Economic performance has depended on the effectiveness of virus containment, the ability to take advantage of the revival of international trade, and the capacity of governments to provide fiscal and monetary support. Countries that have been unable to fully restore export industries, or which are overly dependent on tourism, will see the steepest challenges in achieving even modest growth in 2021.
Much also depends on the speed and efficacy of vaccination campaigns, shadowed by the risk that more transmissible variants of COVID-19 will set back economic recovery efforts.
The mixed outlook is encapsulated by the impact on the 11 economies of Southeast Asia. Here, Vietnam is projected to be the best performer, as it was in 2020, when it was the only nation in the region to avoid recession. According to the World Bank, Vietnam’s economy is expected to grow by 6.6 percent this year, up from 2.9 percent in 2020.
In Indonesia (4.4 percent) and Malaysia (6 percent), output is expected to recover to pre-pandemic levels over the course of 2021. But in the Philippines (5.5 percent) and tourism-dependent Thailand (3.4 percent), output is likely to remain below pre-pandemic levels into 2022, while Cambodia (4 percent) and Laos (4.6 percent) could take longer still to recover the ground lost to COVID-19.
The most worrying projection is that of Myanmar. Due to the severe political crisis that has erupted since the military’s seizure of power on February 1, the country’s economy is set to contract by 10 percent, a dramatic shift from the World Bank’s December projection of 2 percent growth for 2021. The uncertainty of the situation in Myanmar is such that the Bank has not projected economic growth figures beyond this year.
In the midst of these sobering projections, China’s expected rapid return to positive growth – and its subsequent importance to the region’s recovery – is likely to cement its economic ties with many nations in the region. A pandemic that prompted concerns in some nations about their degree of economic dependence on China could well end up deepening its enmeshment with the region.
The World Bank states that even once nations claw their way back to pre-pandemic levels of growth, COVID-19 is likely to leave longer lasting scars. These including a sharp uptick in poverty and widening income inequalities in many parts of the region.
“Due to the economic distress, poverty in the region stopped declining for the first time in 20 years and 32 million people were prevented from escaping poverty,” the report stated. “The depletion of physical and human capital is more dire among the poor because they suffer greater food insecurity and learning losses.”

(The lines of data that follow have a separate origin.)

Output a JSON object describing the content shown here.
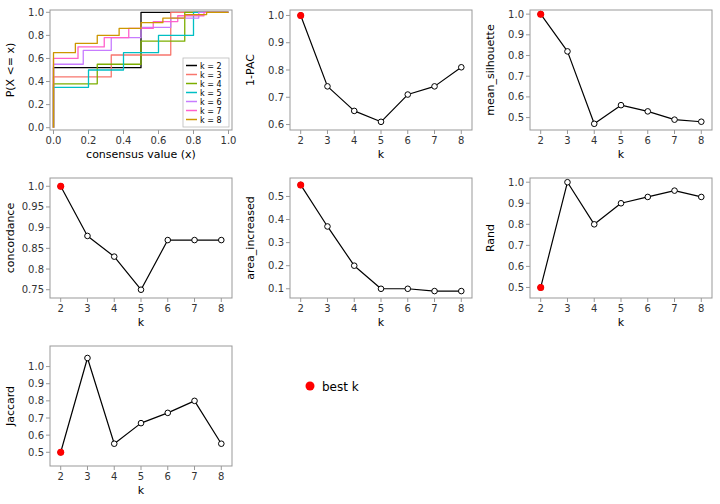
{
  "chart_data": [
    {
      "type": "step",
      "xlabel": "consensus value (x)",
      "ylabel": "P(X <= x)",
      "xlim": [
        -0.02,
        1.02
      ],
      "ylim": [
        -0.02,
        1.02
      ],
      "xticks": [
        {
          "value": 0,
          "label": "0.0"
        },
        0.2,
        0.4,
        0.6,
        0.8,
        {
          "value": 1,
          "label": "1.0"
        }
      ],
      "yticks": [
        {
          "value": 0,
          "label": "0.0"
        },
        0.2,
        0.4,
        0.6,
        0.8,
        {
          "value": 1,
          "label": "1.0"
        }
      ],
      "grid": false,
      "legend": "lower right",
      "series": [
        {
          "name": "k = 2",
          "color": "#000000",
          "x": [
            0.0,
            0.0,
            0.5,
            0.5,
            1.0,
            1.0
          ],
          "values": [
            0.0,
            0.52,
            0.52,
            1.0,
            1.0,
            1.0
          ]
        },
        {
          "name": "k = 3",
          "color": "#F8766D",
          "x": [
            0.0,
            0.0,
            0.33,
            0.33,
            0.67,
            0.67,
            1.0,
            1.0
          ],
          "values": [
            0.0,
            0.44,
            0.44,
            0.63,
            0.63,
            1.0,
            1.0,
            1.0
          ]
        },
        {
          "name": "k = 4",
          "color": "#7CAE00",
          "x": [
            0.0,
            0.0,
            0.25,
            0.25,
            0.5,
            0.5,
            0.75,
            0.75,
            1.0,
            1.0
          ],
          "values": [
            0.0,
            0.38,
            0.38,
            0.55,
            0.55,
            0.75,
            0.75,
            1.0,
            1.0,
            1.0
          ]
        },
        {
          "name": "k = 5",
          "color": "#00BFC4",
          "x": [
            0.0,
            0.0,
            0.2,
            0.2,
            0.4,
            0.4,
            0.6,
            0.6,
            0.8,
            0.8,
            1.0,
            1.0
          ],
          "values": [
            0.0,
            0.35,
            0.35,
            0.5,
            0.5,
            0.65,
            0.65,
            0.8,
            0.8,
            1.0,
            1.0,
            1.0
          ]
        },
        {
          "name": "k = 6",
          "color": "#C77CFF",
          "x": [
            0.0,
            0.0,
            0.17,
            0.17,
            0.33,
            0.33,
            0.5,
            0.5,
            0.67,
            0.67,
            0.83,
            0.83,
            1.0,
            1.0
          ],
          "values": [
            0.0,
            0.55,
            0.55,
            0.67,
            0.67,
            0.78,
            0.78,
            0.87,
            0.87,
            0.95,
            0.95,
            1.0,
            1.0,
            1.0
          ]
        },
        {
          "name": "k = 7",
          "color": "#FF61CC",
          "x": [
            0.0,
            0.0,
            0.14,
            0.14,
            0.29,
            0.29,
            0.43,
            0.43,
            0.57,
            0.57,
            0.71,
            0.71,
            0.86,
            0.86,
            1.0,
            1.0
          ],
          "values": [
            0.0,
            0.6,
            0.6,
            0.7,
            0.7,
            0.78,
            0.78,
            0.86,
            0.86,
            0.92,
            0.92,
            0.97,
            0.97,
            1.0,
            1.0,
            1.0
          ]
        },
        {
          "name": "k = 8",
          "color": "#CD9600",
          "x": [
            0.0,
            0.0,
            0.125,
            0.125,
            0.25,
            0.25,
            0.375,
            0.375,
            0.5,
            0.5,
            0.625,
            0.625,
            0.75,
            0.75,
            0.875,
            0.875,
            1.0,
            1.0
          ],
          "values": [
            0.0,
            0.65,
            0.65,
            0.73,
            0.73,
            0.8,
            0.8,
            0.86,
            0.86,
            0.91,
            0.91,
            0.95,
            0.95,
            0.98,
            0.98,
            1.0,
            1.0,
            1.0
          ]
        }
      ]
    },
    {
      "type": "line",
      "xlabel": "k",
      "ylabel": "1-PAC",
      "x": [
        2,
        3,
        4,
        5,
        6,
        7,
        8
      ],
      "xlim": [
        1.6,
        8.4
      ],
      "xticks": [
        2,
        3,
        4,
        5,
        6,
        7,
        8
      ],
      "ylim": [
        0.58,
        1.02
      ],
      "yticks": [
        0.6,
        0.7,
        0.8,
        0.9,
        {
          "value": 1.0,
          "label": "1.0"
        }
      ],
      "grid": false,
      "series": [
        {
          "color": "#000000",
          "marker": "circle",
          "values": [
            1.0,
            0.74,
            0.65,
            0.61,
            0.71,
            0.74,
            0.81
          ]
        },
        {
          "name": "best k",
          "type": "scatter",
          "color": "red",
          "marker": "circle",
          "values": [
            1.0,
            null,
            null,
            null,
            null,
            null,
            null
          ]
        }
      ]
    },
    {
      "type": "line",
      "xlabel": "k",
      "ylabel": "mean_silhouette",
      "x": [
        2,
        3,
        4,
        5,
        6,
        7,
        8
      ],
      "xlim": [
        1.6,
        8.4
      ],
      "xticks": [
        2,
        3,
        4,
        5,
        6,
        7,
        8
      ],
      "ylim": [
        0.44,
        1.02
      ],
      "yticks": [
        0.5,
        0.6,
        0.7,
        0.8,
        0.9,
        {
          "value": 1.0,
          "label": "1.0"
        }
      ],
      "grid": false,
      "series": [
        {
          "color": "#000000",
          "marker": "circle",
          "values": [
            1.0,
            0.82,
            0.47,
            0.56,
            0.53,
            0.49,
            0.48
          ]
        },
        {
          "type": "scatter",
          "color": "red",
          "marker": "circle",
          "values": [
            1.0,
            null,
            null,
            null,
            null,
            null,
            null
          ]
        }
      ]
    },
    {
      "type": "line",
      "xlabel": "k",
      "ylabel": "concordance",
      "x": [
        2,
        3,
        4,
        5,
        6,
        7,
        8
      ],
      "xlim": [
        1.6,
        8.4
      ],
      "xticks": [
        2,
        3,
        4,
        5,
        6,
        7,
        8
      ],
      "ylim": [
        0.73,
        1.02
      ],
      "yticks": [
        0.75,
        0.8,
        0.85,
        0.9,
        0.95,
        {
          "value": 1.0,
          "label": "1.0"
        }
      ],
      "grid": false,
      "series": [
        {
          "color": "#000000",
          "marker": "circle",
          "values": [
            1.0,
            0.88,
            0.83,
            0.75,
            0.87,
            0.87,
            0.87
          ]
        },
        {
          "type": "scatter",
          "color": "red",
          "marker": "circle",
          "values": [
            1.0,
            null,
            null,
            null,
            null,
            null,
            null
          ]
        }
      ]
    },
    {
      "type": "line",
      "xlabel": "k",
      "ylabel": "area_increased",
      "x": [
        2,
        3,
        4,
        5,
        6,
        7,
        8
      ],
      "xlim": [
        1.6,
        8.4
      ],
      "xticks": [
        2,
        3,
        4,
        5,
        6,
        7,
        8
      ],
      "ylim": [
        0.06,
        0.58
      ],
      "yticks": [
        0.1,
        0.2,
        0.3,
        0.4,
        0.5
      ],
      "grid": false,
      "series": [
        {
          "color": "#000000",
          "marker": "circle",
          "values": [
            0.55,
            0.37,
            0.2,
            0.1,
            0.1,
            0.09,
            0.09
          ]
        },
        {
          "type": "scatter",
          "color": "red",
          "marker": "circle",
          "values": [
            0.55,
            null,
            null,
            null,
            null,
            null,
            null
          ]
        }
      ]
    },
    {
      "type": "line",
      "xlabel": "k",
      "ylabel": "Rand",
      "x": [
        2,
        3,
        4,
        5,
        6,
        7,
        8
      ],
      "xlim": [
        1.6,
        8.4
      ],
      "xticks": [
        2,
        3,
        4,
        5,
        6,
        7,
        8
      ],
      "ylim": [
        0.45,
        1.02
      ],
      "yticks": [
        0.5,
        0.6,
        0.7,
        0.8,
        0.9,
        {
          "value": 1.0,
          "label": "1.0"
        }
      ],
      "grid": false,
      "series": [
        {
          "color": "#000000",
          "marker": "circle",
          "values": [
            0.5,
            1.0,
            0.8,
            0.9,
            0.93,
            0.96,
            0.93
          ]
        },
        {
          "type": "scatter",
          "color": "red",
          "marker": "circle",
          "values": [
            0.5,
            null,
            null,
            null,
            null,
            null,
            null
          ]
        }
      ]
    },
    {
      "type": "line",
      "xlabel": "k",
      "ylabel": "Jaccard",
      "x": [
        2,
        3,
        4,
        5,
        6,
        7,
        8
      ],
      "xlim": [
        1.6,
        8.4
      ],
      "xticks": [
        2,
        3,
        4,
        5,
        6,
        7,
        8
      ],
      "ylim": [
        0.42,
        1.12
      ],
      "yticks": [
        0.5,
        0.6,
        0.7,
        0.8,
        0.9,
        {
          "value": 1.0,
          "label": "1.0"
        }
      ],
      "grid": false,
      "series": [
        {
          "color": "#000000",
          "marker": "circle",
          "values": [
            0.5,
            1.05,
            0.55,
            0.67,
            0.73,
            0.8,
            0.55
          ]
        },
        {
          "type": "scatter",
          "color": "red",
          "marker": "circle",
          "values": [
            0.5,
            null,
            null,
            null,
            null,
            null,
            null
          ]
        }
      ]
    }
  ]
}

The report also notes an alarming increase in domestic violence, in the context of COVID-19 lockdowns and the economic stresses that have accompanied the pandemic. Aaditya Mattoo, Chief Economist, East Asia and Pacific, told Nikkei Asia, that the region was set for “an increase in inequality along different dimensions, between poor and rich people, men and women, small firms and big firms.”
The path forward remains uncertain. On the one hand, the beginnings of a global economic recovery in 2021, supported by U.S. government stimulus efforts, will “revive trade in goods and could provide an external boost to growth of as much as 1 percentage point on average.”
On the other hand, global tourism is expected to remain below pre-pandemic levels until 2023, slowing economic recovery in nations in Southeast Asia and the Pacific that are particularly dependent on tourism. This week, an association of Cambodian travel agents predicted that the nation’s tourism industry would take five years to recover to 2019 levels.
The World Bank’s outlook – relatively rosy for some countries, dire for others – suggests that the Asia-Pacific will bear COVID-19’s mark for many years to come.